Help Solve Variance Question with 80 Students

[Yankel]

Hello,

Any help with this one would be appreciated.

In a college 80 students are taking the exam in the spring semester. Their grades has a mean and standard deviation.
In the summer semester, k additional students are being tested. All k students get grades which are equal to the average grade of the 80 students from the spring semester. After combining both samples, we get a standard deviation which is half of the standard deviation of the first 80 students. Find k.

I did something, and got k=80, but I am not sure it's correct, would appreciate if anyone can validate my answer.

what I did was to take S1 (the standard deviation before any addition) and I said it is equal to 2*S2 (which is the standard deviation of the two samples together).

Then I realized, that since all observations in the second sample are equal to the mean, than the numerator is equal in both parts of the equations (apart from the 2 of course). Moreover, the sums of deviance are equal.

Then I solved the equation to get k=80

P.S In this context, when I say variance I mean the formula in which we divide by n, not by n-1.

 

[I like Serena]

Hello,

Any help with this one would be appreciated.

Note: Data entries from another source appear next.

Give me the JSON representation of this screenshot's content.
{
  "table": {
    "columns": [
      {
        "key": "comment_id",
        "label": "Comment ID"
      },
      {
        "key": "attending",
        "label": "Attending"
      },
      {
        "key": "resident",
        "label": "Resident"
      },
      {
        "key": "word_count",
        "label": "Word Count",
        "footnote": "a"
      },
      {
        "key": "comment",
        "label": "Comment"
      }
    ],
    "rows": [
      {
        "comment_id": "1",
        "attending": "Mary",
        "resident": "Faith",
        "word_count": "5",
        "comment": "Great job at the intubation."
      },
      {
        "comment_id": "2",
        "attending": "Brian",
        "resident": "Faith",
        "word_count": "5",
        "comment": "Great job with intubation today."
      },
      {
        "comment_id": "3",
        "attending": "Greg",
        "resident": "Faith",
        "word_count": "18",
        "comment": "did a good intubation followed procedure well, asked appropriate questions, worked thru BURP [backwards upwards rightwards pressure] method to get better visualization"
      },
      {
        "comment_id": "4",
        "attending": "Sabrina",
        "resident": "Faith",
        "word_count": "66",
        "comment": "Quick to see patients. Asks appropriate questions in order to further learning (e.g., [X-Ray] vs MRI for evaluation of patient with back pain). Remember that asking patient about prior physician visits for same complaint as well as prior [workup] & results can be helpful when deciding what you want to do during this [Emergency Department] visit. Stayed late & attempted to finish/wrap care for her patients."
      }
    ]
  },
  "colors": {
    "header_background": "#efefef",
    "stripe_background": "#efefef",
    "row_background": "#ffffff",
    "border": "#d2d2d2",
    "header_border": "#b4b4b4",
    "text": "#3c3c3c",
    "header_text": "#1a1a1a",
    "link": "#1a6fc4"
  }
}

In a college 80 students are taking the exam in the spring semester. Their grades has a mean and standard deviation.
In the summer semester, k additional students are being tested. All k students get grades which are equal to the average grade of the 80 students from the spring semester. After combining both samples, we get a standard deviation which is half of the standard deviation of the first 80 students. Find k.

I did something, and got k=80, but I am not sure it's correct, would appreciate if anyone can validate my answer.

what I did was to take S1 (the standard deviation before any addition) and I said it is equal to 2*S2 (which is the standard deviation of the two samples together).

Then I realized, that since all observations in the second sample are equal to the mean, than the numerator is equal in both parts of the equations (apart from the 2 of course). Moreover, the sums of deviance are equal.

Then I solved the equation to get k=80

P.S In this context, when I say variance I mean the formula in which we divide by n, not by n-1.

Hi Yankel! :)

What you have is pretty close!

The one oversight is that when you say that the numerator is equal, you are talking about the variance instead of the standard deviation.
In formula form:

$\sigma_1^2 = \dfrac{{SS}_1}{80}$

$\sigma_2^2 = \dfrac{{SS}_2}{80 + k} = \dfrac{{SS}_1 + k \cdot 0}{80 + k}$

where ${SS}_1$ is the sum of the squared deviations for the first sample, and ${SS}_2$ is the sum for the complete sample.

P.S.: A variance in which we divide by n is called a population variance, as opposed to a sample variance.